Question

How do you write a quadratic equation with vertex $\left( 2,1 \right)$ and y intercept $\left( 0,-3 \right)$?

Answer 1

Hint: We have to find the quadratic equation with vertex $\left( 2,1 \right)$ and y intercept $\left( 0,-3 \right)$. The equation will be a general equation of parabola. We equate the required equation of parabolic curve with the general equation of ${{\left( x-\alpha \right)}^{2}}=4a\left( y-\beta \right)$. We put the values of y intercepts and the vertex coordinate.

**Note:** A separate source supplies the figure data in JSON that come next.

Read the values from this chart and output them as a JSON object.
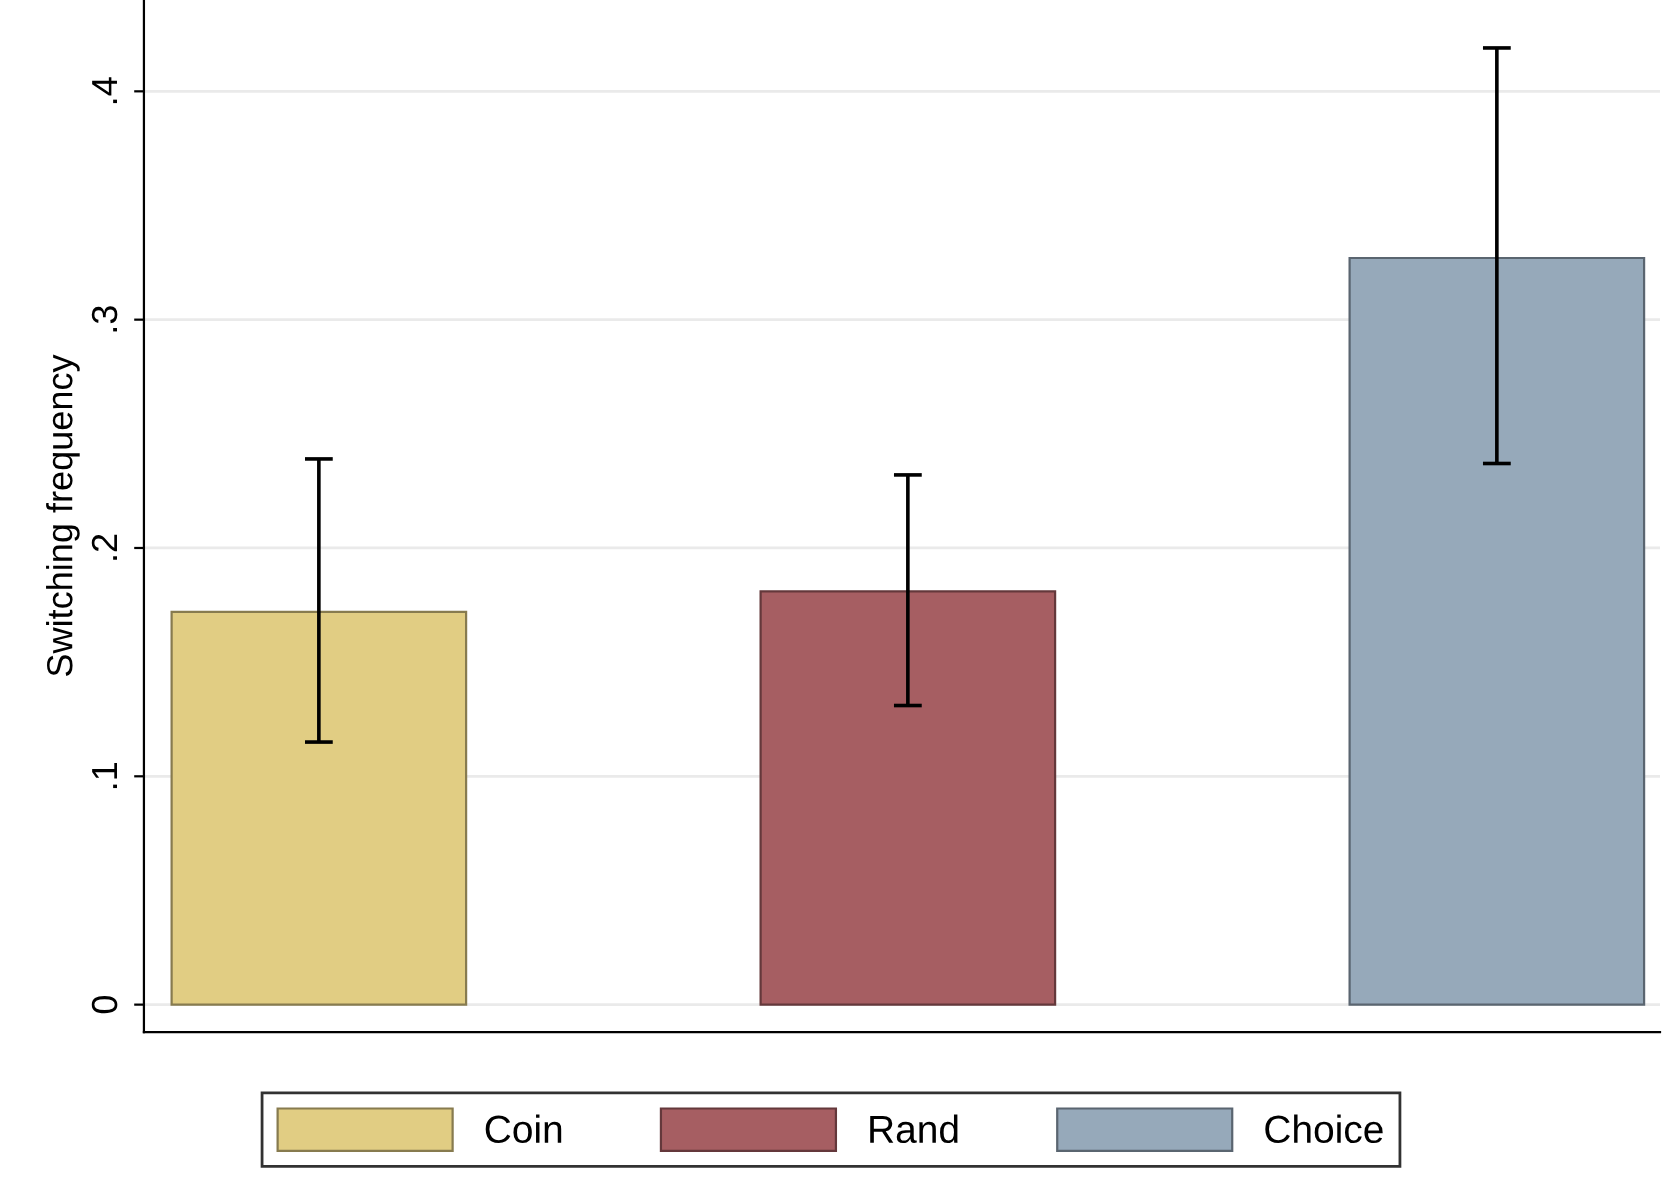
{
  "chart_data": {
    "type": "bar",
    "ylabel": "Switching frequency",
    "categories": [
      null,
      null,
      null
    ],
    "series": [
      {
        "name": "Coin",
        "color": "#e1cd83",
        "values": [
          0.172,
          null,
          null
        ],
        "errors": [
          [
            0.115,
            0.239
          ],
          null,
          null
        ]
      },
      {
        "name": "Rand",
        "color": "#a65e62",
        "values": [
          null,
          0.181,
          null
        ],
        "errors": [
          null,
          [
            0.131,
            0.232
          ],
          null
        ]
      },
      {
        "name": "Choice",
        "color": "#96a9ba",
        "values": [
          null,
          null,
          0.327
        ],
        "errors": [
          null,
          null,
          [
            0.237,
            0.419
          ]
        ]
      }
    ],
    "ylim": [
      -0.012,
      0.44
    ],
    "yticks": [
      {
        "value": 0,
        "label": "0"
      },
      {
        "value": 0.1,
        "label": ".1"
      },
      {
        "value": 0.2,
        "label": ".2"
      },
      {
        "value": 0.3,
        "label": ".3"
      },
      {
        "value": 0.4,
        "label": ".4"
      }
    ],
    "grid": "y",
    "legend": "bottom"
  }
}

Complete step by step answer:
The general equation ${{\left( x-\alpha \right)}^{2}}=4a\left( y-\beta \right)$ is a parabolic curve.
For the general equation $\left( \alpha ,\beta \right)$ is the vertex. 4a is the length of the latus rectum. The coordinate of the focus is $\left( \alpha ,\beta +a \right)$.
This gives the vertex as $\left( 2,1 \right)$. Putting the value in ${{\left( x-\alpha \right)}^{2}}=4a\left( y-\beta \right)$, we get
$\begin{align}
  & {{\left( x-\alpha \right)}^{2}}=4a\left( y-\beta \right) \\
 & \Rightarrow {{\left( x-2 \right)}^{2}}=4a\left( y-1 \right) \\
\end{align}$
We need to find the value of $a$.
We now find the Y-axis intercepts. In that case for the Y-axis, we have to take the coordinate values of x as 0. Putting the value of $\left( 0,-3 \right)$ in the equation ${{\left( x-2 \right)}^{2}}=4a\left( y-1 \right)$, we get
$\begin{align}
  & {{\left( 0-2 \right)}^{2}}=4a\left( -3-1 \right) \\
 & \Rightarrow -16a=4 \\
 & \Rightarrow 4a=-\dfrac{4}{4}=-1 \\
\end{align}$
Putting value of $4a$ in the equation ${{\left( x-2 \right)}^{2}}=4a\left( y-1 \right)$, we get
$\begin{align}
  & {{\left( x-2 \right)}^{2}}=4a\left( y-1 \right) \\
 & \Rightarrow {{\left( x-2 \right)}^{2}}=-\left( y-1 \right)=1-y \\
\end{align}$
Now simplifying we get
$\begin{align}
  & {{\left( x-2 \right)}^{2}}=1-y \\
 & \Rightarrow {{x}^{2}}-4x+3+y=0 \\
\end{align}$
The quadratic equation is ${{x}^{2}}-4x+3+y=0$.

Note:
The maximum point of the function ${{\left( x-2 \right)}^{2}}+\left( y-1 \right)=0$ is $\left( 2,1 \right)$. The graph is bounded at that point. But on the other side the curve is open and not bounded. The general case of parabolic curve is to be bounded at one side to mark the vertex.